Think of Branson, Missouri, on the ocean. OK─so Myrtle Beach doesn’t have quite the entertainment emphasis that Branson has, but the Grand Strand’s options are impressive and great for groups meeting there.
On Saturday, night I had an awesome entertainment experience at The Carolina Opry. The show features Broadway-esque performances by very talented singers and musicians. The performance I saw had a country bent, but also included pop, nostalgic disco and comedy.
The Myrtle Beach Boardwalk features live-music venues, including The Bowery, which used to host the Southern rock group Alabama as its house band. Today it serves warm, light beer and boxed wine, which totally suits this hole-in-the-wall establishment. (Warning: It takes two days to wash that damn stamp off the back of your hand. I’m sure people wear it as a badge of honor, however.)
There’s also the Alabama Theatre, located in North Myrtle Beach at Barefoot Landing, which offers live performances in a venue that can be rented for private events. Adorning the walls are replicas of all the Platinum and Gold albums and singles produced by Alabama. Southern rock is alive and well in Myrtle Beach, with the House of Blues walking distance from Alabama Theater.
Myrtle Beach State Park and Huntington Beach State Park are oceanfront hideaways that make for great camping and offsites. (There are many campgrounds up and down the coast, so meeting attendees looking to vacation before and after conferences will have lots of options if you pick Myrtle Beach for your next event.)
Besides the beach, and all the oceanfront has to offer, there’s a bevy of wildlife viewing opportunities.
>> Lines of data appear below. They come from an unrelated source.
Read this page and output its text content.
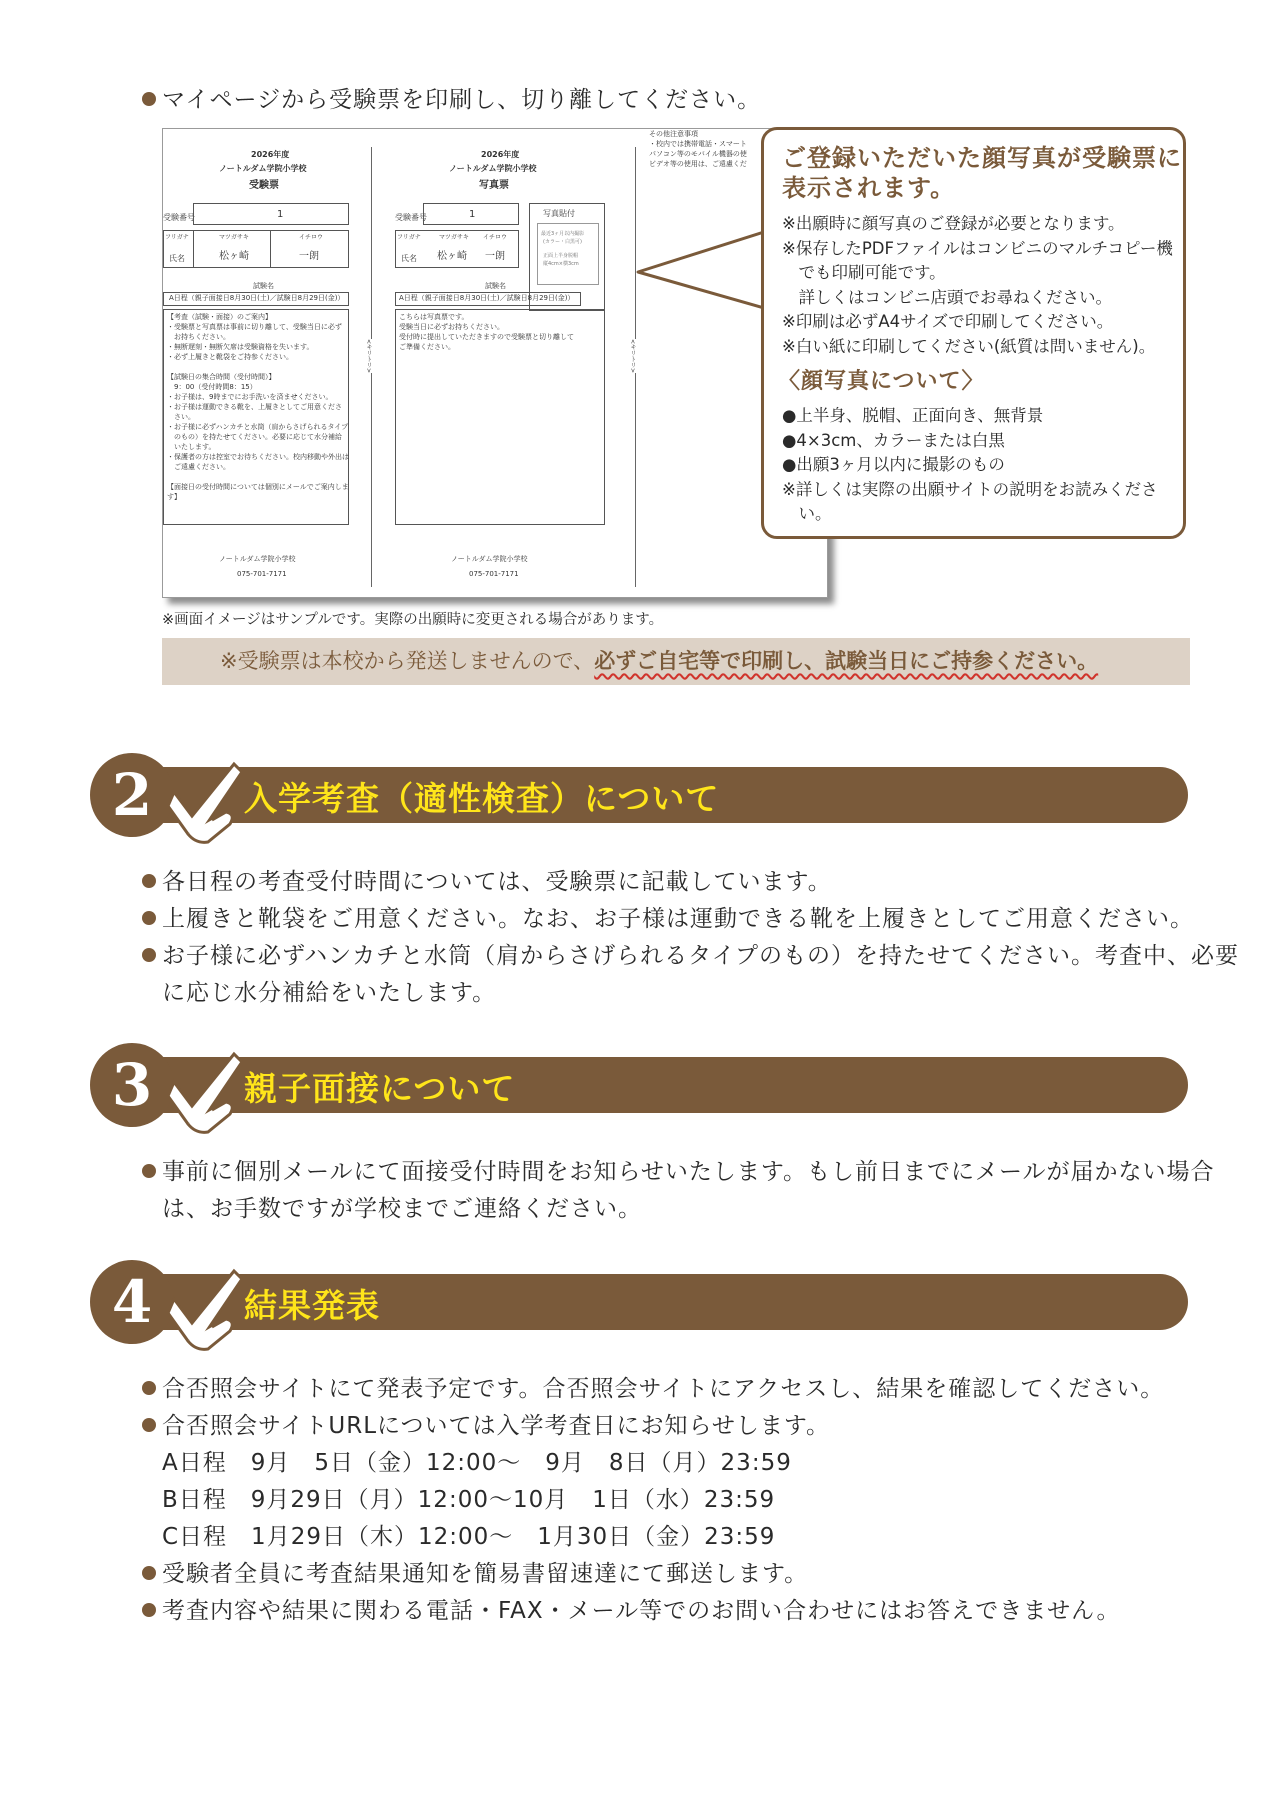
マイページから受験票を印刷し、切り離してください。
2026年度
ノートルダム学院小学校
受験票
受験番号	1
フリガナ	マツガサキ	イチロウ
氏名	松ヶ崎	一朗
試験名
A日程（親子面接日8月30日(土)／試験日8月29日(金)）
【考査（試験・面接）のご案内】
・受験票と写真票は事前に切り離して、受験当日に必ず
　お持ちください。
・無断遅刻・無断欠席は受験資格を失います。
・必ず上履きと靴袋をご持参ください。

【試験日の集合時間（受付時間）】
　9：00（受付時間8：15）
・お子様は、9時までにお手洗いを済ませください。
・お子様は運動できる靴を、上履きとしてご用意くださ
　さい。
・お子様に必ずハンカチと水筒（肩からさげられるタイプ
　のもの）を持たせてください。必要に応じて水分補給
　いたします。
・保護者の方は控室でお待ちください。校内移動や外出は
　ご遠慮ください。

【面接日の受付時間については個別にメールでご案内しま
す】
ノートルダム学院小学校
075-701-7171
<キリトリ>
2026年度
ノートルダム学院小学校
写真票
受験番号	1
フリガナ	マツガサキ イチロウ
氏名 松ヶ崎 一朗
写真貼付
最近3ヶ月以内撮影
(カラー・白黒可)
正面上半身脱帽
縦4cm×横3cm
試験名
A日程（親子面接日8月30日(土)／試験日8月29日(金)）
こちらは写真票です。
受験当日に必ずお持ちください。
受付時に提出していただきますので受験票と切り離して
ご準備ください。
ノートルダム学院小学校
075-701-7171
<キリトリ>
その他注意事項
・校内では携帯電話・スマート
パソコン等のモバイル機器の使
ビデオ等の使用は、ご遠慮くだ ご登録いただいた顔写真が受験票に
表示されます。
※出願時に顔写真のご登録が必要となります。
※保存したPDFファイルはコンビニのマルチコピー機
　でも印刷可能です。
　詳しくはコンビニ店頭でお尋ねください。
※印刷は必ずA4サイズで印刷してください。
※白い紙に印刷してください(紙質は問いません)。
〈顔写真について〉
●上半身、脱帽、正面向き、無背景
●4×3cm、カラーまたは白黒
●出願3ヶ月以内に撮影のもの
※詳しくは実際の出願サイトの説明をお読みくださ
　い。
※画面イメージはサンプルです。実際の出願時に変更される場合があります。
※受験票は本校から発送しませんので、必ずご自宅等で印刷し、試験当日にご持参ください。
2	入学考査（適性検査）について
各日程の考査受付時間については、受験票に記載しています。
上履きと靴袋をご用意ください。なお、お子様は運動できる靴を上履きとしてご用意ください。
お子様に必ずハンカチと水筒（肩からさげられるタイプのもの）を持たせてください。考査中、必要
に応じ水分補給をいたします。
3	親子面接について
事前に個別メールにて面接受付時間をお知らせいたします。もし前日までにメールが届かない場合
は、お手数ですが学校までご連絡ください。
4	結果発表
合否照会サイトにて発表予定です。合否照会サイトにアクセスし、結果を確認してください。
合否照会サイトURLについては入学考査日にお知らせします。
A日程　9月　5日（金）12:00～　9月　8日（月）23:59
B日程　9月29日（月）12:00～10月　1日（水）23:59
C日程　1月29日（木）12:00～　1月30日（金）23:59
受験者全員に考査結果通知を簡易書留速達にて郵送します。
考査内容や結果に関わる電話・FAX・メール等でのお問い合わせにはお答えできません。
Check out my photo of a great blue heron flying away from an alligator taken at Huntington Beach State Park. Enough said.
Brookgreen Gardens, the first public sculpture garden in America, has a zoo with local wildlife and there are nesting eagles onsite. Ripley’s Aquarium, which features 3,000 species, has a 330-foot tunnel, where sharks swim overhead; it’s the longest aquarium tunnel in the United States.
This may be a bit of a stretch, but the Gay Dolphin is certainly worthy of a photo op and the purchase of a T-shirt. The Gay Dolphin is actually a gift shop on the Myrtle Beach Boardwalk and features floors of knickknacks. It’s so big that you could get lost amid all the chotskies. There’s even a T-shirt that says “I got lost at the Gay Dolphin.”
The Gay Dolphin has been in existence since 1946, long before gay marriage or even Stonewall. The story goes that the owner saw dolphins frolicking in the Atlantic Ocean and they were having so much fun that he named his store after them. It’s the type of establishment that reminds you you’re in a vacation town, with every souvenir imaginable.
And, yes, I took lots of photos and bought a T-shirt.
Myrtle Beach is known as Golf Town USA, but it could just as easily be called Pancake Proper. There seem to be more pancake and waffle houses than golf courses.
For those who are not breakfast people, the seafood is amazing. I ate at Wicked Tuna in Murrells Inlet, opting for the ahi tuna that rivaled anything I’ve sampled in San Francisco. I also enjoyed fried oysters at Second Avenue Pier on the Myrtle Beach Boardwalk after having a few drinks in the open-air upstairs bar. It was just before the tropical storm hit and the breeze coming off the ocean and larger-than-normal surf were invigorating. The crab cakes at Thoroughbreds were served with a sweet potato puree. Yum!
As you can read, Myrtle Beach exceeded my expectations. This tourism and meeting region is much, much more than a beach town.